By 'bulky' I mean it implements a bunch of features that only certain servers will use. SimpleAuth was simple, it was a valuable resource for learning developers because it did what an auth plugin needs to do and nothing more. The reason I suggested PMMP have it's own official auth plugin that is supported by the PMMP team is that it will stay up to date, work with PMMP and its users would feel safer using a plugin backed/made by the maintainers of PMMP itself. The plugin wouldn't need to be feature packed and be the most secure thing ever to be created, it would be a clean, open source resource for the community (or at least that's what I had in mind when I made this thread ).
Like I told you before, you should hash the password as soon as you get it so you don't send plain text passwords. You should hash the password in the API implementation itself to avoid any possible loopholes that may exist in your 'secure connection'.
As I told you before that is overkill. If you are utilizing SSL you don't need to double hash the password though it wouldn't hurt either. On a side note I was demonstrating how to hash, verify, and rehash. Read http://security.stackexchange.com/a/64639
An auth plugin shouldn't be simple. It should be secure. For example, multi-factor authentication is a method for better security. What SimpleAuth lacks is asynchronous queries that ensure performance, and async queries already make it not simple.
Why are you registering in first place if you're afraid of revealing your password? I've always laughed at people who passwords got compromised in social site or minecraft server network. IMO you shouldn't adjust system, adjust users! Everyone knows basic precaution like don't use the same passwords across applications and when creating new password, make them long, complex, but memorizable (password is a bad password). The second thing I hate, after Trump is a human factor.
SMS 2FA is considered insecure, and some countries even plan to legislate on banning them as means of authentication. I think the whole talk about hashing passwords is needless. As long as it is not too obvious and is salted with the username, it is OK. While we can't even solve the problems of preventing the server admins from intercepting your password, why talk so much about potential hackers who invade the databases that are surely much more difficult to hack into?
An authentication implementation should be by no means simple whilst handling sensitive information. HereAuth has a bunch of 'extra' features like being able to import other auth plugins' existing database info and config defined registration steps. These aren't needed in a plugin that implements a secure authentication service with the least amount of optional features that aren't always needed.
What is the exact problem of them?
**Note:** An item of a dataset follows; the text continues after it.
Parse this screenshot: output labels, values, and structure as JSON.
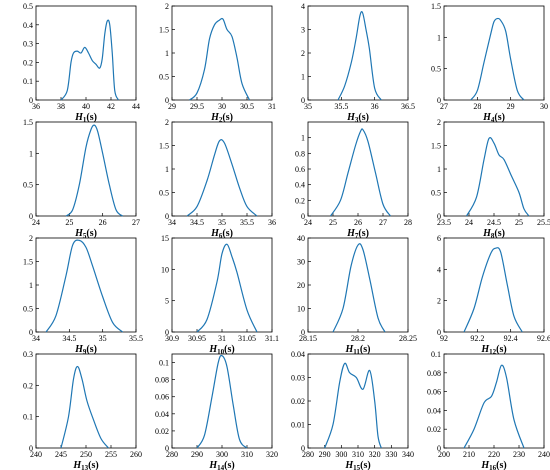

If you don't use the commands or enable them in the config, they won't even be run at all. And everything is separated into appropriate namespaces, so it's fine if you don't want to read them.
He said the talk about hashing passwords is needless. Read and re-read if the post seems utterly stupid just so you know you didn't misread it.
No. I mean the paranoia about finding the strongest hash is as needless as trying to wire a redstone button password protected iron door in multiplayer survival mode. It is indeed still useful against thieves who don't want to trigger the BUD behind the door or against mobs.
I was just showing an example of PHP's PASSWORD_DEFAULT hashing functionality. It's future proof and backwards compatible. Plus super simple to use. People use specific SHA512 with their own salt, but this method generates a unique one each time, and whenever a stronger hashing method comes out it rehashes it for you.
There is no problem when using the plugin as a plugin, it's when it comes to going through the source and using it as a means to learn it becomes unnecessary. If someone is learning to code it is a hell of a lot easier to read through code that is direct and 'gets to the point' (no features or implementations they may have never heard of or never used) so they can actually learn. This thread was supposed to be a suggestion for a resource, not a full-fledged authentication plugin to outdo every other plugin of its type.
I don't think an official plugin needs to be an example plugin. You can make a plugin that only has basic functions to demonstrate what you said, but why should the official one auth plugin be a simple example plugin?
SimpleAuth was an example of a good, easy to use API whilst being a secure authentication plugin. You could create another plugin implementing these features if you wanted too but it makes more sense to update/rewrite SimpleAuth due to it being used and some people wanting it updated.
No one is going to steal the freakin' passwords! Who needs minecraft profiles? Kids! Can they do something to get them? Probably no! Should we hash the passwords? Yes, just to be sure. How do we hash them? Use anything, even md5 would fit the needs, but I would personally prefer bcrypt. I feel like You're trying to put a Lego brick in worlds safest vault. Another yet pointless thread.